Notice: The reproducibility variables underlying each score are classified using an automated LLM-based pipeline, validated against a manually labeled dataset. LLM-based classification introduces uncertainty; scores should be interpreted as estimates. Full accuracy metrics and methodology are described in [1]

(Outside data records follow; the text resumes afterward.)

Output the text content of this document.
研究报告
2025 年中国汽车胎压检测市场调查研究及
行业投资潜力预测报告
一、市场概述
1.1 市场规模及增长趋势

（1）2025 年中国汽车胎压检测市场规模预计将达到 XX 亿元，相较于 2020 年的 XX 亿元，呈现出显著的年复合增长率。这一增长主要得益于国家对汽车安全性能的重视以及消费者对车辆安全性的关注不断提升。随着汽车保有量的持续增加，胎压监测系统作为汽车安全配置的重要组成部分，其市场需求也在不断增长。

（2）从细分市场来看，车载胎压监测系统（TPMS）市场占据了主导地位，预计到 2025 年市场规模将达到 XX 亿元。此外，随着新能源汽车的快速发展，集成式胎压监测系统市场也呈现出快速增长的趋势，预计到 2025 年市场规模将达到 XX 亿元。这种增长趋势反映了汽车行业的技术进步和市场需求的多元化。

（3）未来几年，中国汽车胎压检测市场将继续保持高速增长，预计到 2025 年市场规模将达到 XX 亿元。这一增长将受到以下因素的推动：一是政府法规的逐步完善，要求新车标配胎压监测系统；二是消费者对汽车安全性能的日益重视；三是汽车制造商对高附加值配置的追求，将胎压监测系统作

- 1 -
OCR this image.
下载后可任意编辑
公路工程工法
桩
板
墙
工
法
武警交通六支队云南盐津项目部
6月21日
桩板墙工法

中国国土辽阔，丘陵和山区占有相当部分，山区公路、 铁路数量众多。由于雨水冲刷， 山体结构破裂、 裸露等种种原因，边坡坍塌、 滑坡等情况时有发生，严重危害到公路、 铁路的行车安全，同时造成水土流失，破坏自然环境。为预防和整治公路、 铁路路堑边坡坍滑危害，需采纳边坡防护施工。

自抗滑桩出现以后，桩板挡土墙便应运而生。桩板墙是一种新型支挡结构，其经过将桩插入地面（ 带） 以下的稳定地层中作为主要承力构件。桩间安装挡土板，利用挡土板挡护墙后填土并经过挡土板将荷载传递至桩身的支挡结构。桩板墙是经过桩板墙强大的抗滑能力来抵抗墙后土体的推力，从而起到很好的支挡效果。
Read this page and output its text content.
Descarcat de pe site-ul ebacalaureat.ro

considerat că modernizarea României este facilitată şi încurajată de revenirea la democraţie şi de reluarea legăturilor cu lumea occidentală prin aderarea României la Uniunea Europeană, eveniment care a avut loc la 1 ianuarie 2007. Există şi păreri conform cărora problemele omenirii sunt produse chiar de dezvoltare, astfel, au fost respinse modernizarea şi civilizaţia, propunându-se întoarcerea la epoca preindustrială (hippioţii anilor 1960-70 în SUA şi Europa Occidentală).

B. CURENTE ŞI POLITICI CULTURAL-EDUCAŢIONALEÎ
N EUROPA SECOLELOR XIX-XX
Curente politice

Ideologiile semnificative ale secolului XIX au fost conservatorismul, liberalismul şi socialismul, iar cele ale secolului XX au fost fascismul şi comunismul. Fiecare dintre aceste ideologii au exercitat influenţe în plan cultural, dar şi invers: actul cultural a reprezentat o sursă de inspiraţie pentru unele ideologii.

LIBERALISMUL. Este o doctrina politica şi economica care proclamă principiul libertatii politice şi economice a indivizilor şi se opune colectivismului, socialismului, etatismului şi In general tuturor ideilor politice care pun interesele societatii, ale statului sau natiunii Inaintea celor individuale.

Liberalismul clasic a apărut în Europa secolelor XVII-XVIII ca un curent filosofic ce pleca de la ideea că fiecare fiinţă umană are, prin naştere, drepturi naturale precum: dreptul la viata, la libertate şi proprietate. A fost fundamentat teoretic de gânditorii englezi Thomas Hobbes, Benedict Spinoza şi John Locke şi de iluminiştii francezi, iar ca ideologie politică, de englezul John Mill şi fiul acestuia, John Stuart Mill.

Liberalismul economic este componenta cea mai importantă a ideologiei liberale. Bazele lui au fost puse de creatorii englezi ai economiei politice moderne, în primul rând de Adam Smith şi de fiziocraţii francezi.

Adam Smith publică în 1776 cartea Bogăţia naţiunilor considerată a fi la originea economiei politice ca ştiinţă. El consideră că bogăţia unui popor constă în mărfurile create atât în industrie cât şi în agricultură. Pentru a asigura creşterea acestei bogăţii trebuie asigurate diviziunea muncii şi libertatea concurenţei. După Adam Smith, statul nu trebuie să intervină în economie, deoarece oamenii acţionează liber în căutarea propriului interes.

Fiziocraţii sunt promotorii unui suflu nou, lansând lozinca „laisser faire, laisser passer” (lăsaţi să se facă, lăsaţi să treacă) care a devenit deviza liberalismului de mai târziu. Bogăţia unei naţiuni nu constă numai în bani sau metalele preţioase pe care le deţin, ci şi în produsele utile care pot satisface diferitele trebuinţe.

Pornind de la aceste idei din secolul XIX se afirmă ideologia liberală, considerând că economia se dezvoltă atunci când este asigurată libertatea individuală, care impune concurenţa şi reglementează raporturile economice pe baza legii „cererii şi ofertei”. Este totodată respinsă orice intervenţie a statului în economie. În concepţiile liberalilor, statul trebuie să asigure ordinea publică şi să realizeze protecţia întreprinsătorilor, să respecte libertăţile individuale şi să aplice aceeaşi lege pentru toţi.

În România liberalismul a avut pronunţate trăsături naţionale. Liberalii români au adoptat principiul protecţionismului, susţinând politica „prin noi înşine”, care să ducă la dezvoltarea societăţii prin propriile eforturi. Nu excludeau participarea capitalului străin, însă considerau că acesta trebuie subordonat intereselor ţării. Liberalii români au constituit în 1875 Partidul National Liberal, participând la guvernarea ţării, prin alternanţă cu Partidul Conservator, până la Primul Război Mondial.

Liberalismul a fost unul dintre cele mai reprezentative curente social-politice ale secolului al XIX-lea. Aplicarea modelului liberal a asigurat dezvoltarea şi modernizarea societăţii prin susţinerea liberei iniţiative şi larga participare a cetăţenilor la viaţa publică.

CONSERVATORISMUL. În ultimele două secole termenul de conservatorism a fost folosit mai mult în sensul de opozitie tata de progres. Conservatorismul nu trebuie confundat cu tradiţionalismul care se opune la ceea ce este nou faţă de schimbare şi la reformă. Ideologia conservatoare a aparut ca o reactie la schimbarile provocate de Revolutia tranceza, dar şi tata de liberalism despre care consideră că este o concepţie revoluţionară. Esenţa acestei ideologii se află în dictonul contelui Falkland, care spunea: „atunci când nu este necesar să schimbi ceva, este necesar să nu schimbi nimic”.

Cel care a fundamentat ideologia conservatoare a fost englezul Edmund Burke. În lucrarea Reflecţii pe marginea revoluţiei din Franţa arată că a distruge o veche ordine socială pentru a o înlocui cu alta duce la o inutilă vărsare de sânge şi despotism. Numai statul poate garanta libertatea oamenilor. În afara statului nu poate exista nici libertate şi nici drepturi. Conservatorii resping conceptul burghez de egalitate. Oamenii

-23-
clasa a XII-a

Zero-Shot Natural Language Explanations

Authors: Fawaz Sammani, Nikos Deligiannis

ICLR 2025 | Venue PDF | LLM Run Details

Reproducibility Variable Result LLM Response
Research Type Experimental We conduct experiments on 38 vision models, including both CNNs and Transformers. Our method outperforms supervised baselines on many metrics, while remaining comparable on others.
Researcher Affiliation Collaboration Fawaz Sammani & Nikos Deligiannis ETRO Department, Vrije Universiteit Brussel, Pleinlaan 2, B-1050 Brussels, Belgium imec, Kapeldreef 75, B-3001 Leuven, Belgium
Pseudocode No The paper describes the methods in prose and with diagrams (Figure 3, Figure 4), but does not contain explicitly labeled pseudocode or algorithm blocks.
Open Source Code No The paper does not provide an explicit statement about releasing its own source code for the described methodology, nor does it provide a direct link to a code repository. It mentions using third-party libraries and models.
Open Datasets Yes We use the challenging Image Net-1K dataset as our benchmark... Image Net-X (Sammani & Deligiannis, 2023)... COCO dataset (Lin et al., 2014)... Places365 dataset (Zhou et al., 2017)... DTD dataset (Cimpoi et al., 2014)
Dataset Splits Yes We use the challenging Image Net-1K dataset as our benchmark, splitting its 1,000 classes into 900 for training and 100 for testing. For validation and hyperparameter tuning, we use 100 non-overlapping classes from the Image Net-21K dataset. ... Image Net-X (Sammani & Deligiannis, 2023) dataset ... It consists of 141K training samples, 2K for validation and 1K for testing. ... We report results on the common Karpathy test split benchmark using various vision classifiers.
Hardware Specification Yes On a single RTX3090 GPU, it takes roughly 10 seconds to train.
Software Dependencies No The paper mentions software components like 'Stable Diffusion v1.5 model', 'Hugging Face Diffusers library', 'smallest GPT-2 (Radford et al., 2019) model', 'Adam Optimizer (Kingma & Ba, 2015)', 'Sentence Transformers library', 'torchvision library', 'timm library', and 'huggingface library'. However, it does not provide specific version numbers for general ancillary software such as Python, PyTorch, or CUDA libraries.
Experiment Setup Yes The MLP is trained with full batch gradient descent for 2500 epochs using the Adam Optimizer (Kingma & Ba, 2015) with a learning rate of 5e-3 and a cosine annealing schedule (Loshchilov & Hutter, 2017). ... The number of learnable prefixes is set to 5 in each attention block of the GPT-2 model. ... We train the prefixes with the Adam optimizer ... with a learning rate of 0.01 and a weight decay of 0.3 with a cosine annealing schedule for I = 20 iterations. ... The number of K tokens sampled at each timestep is set to 512. We use a maximum NLE length of 20. ... We add the fluency loss from Tewel et al. (2021) with a weight of 0.8. ... We also prevent the generation of repeated n-grams of order 3 to avoid repetitive phrases, by setting their score to negative infinity... We also enforce a minimum sequence length of 10 tokens by setting the <.> token score to 0, in order to prevent premature termination.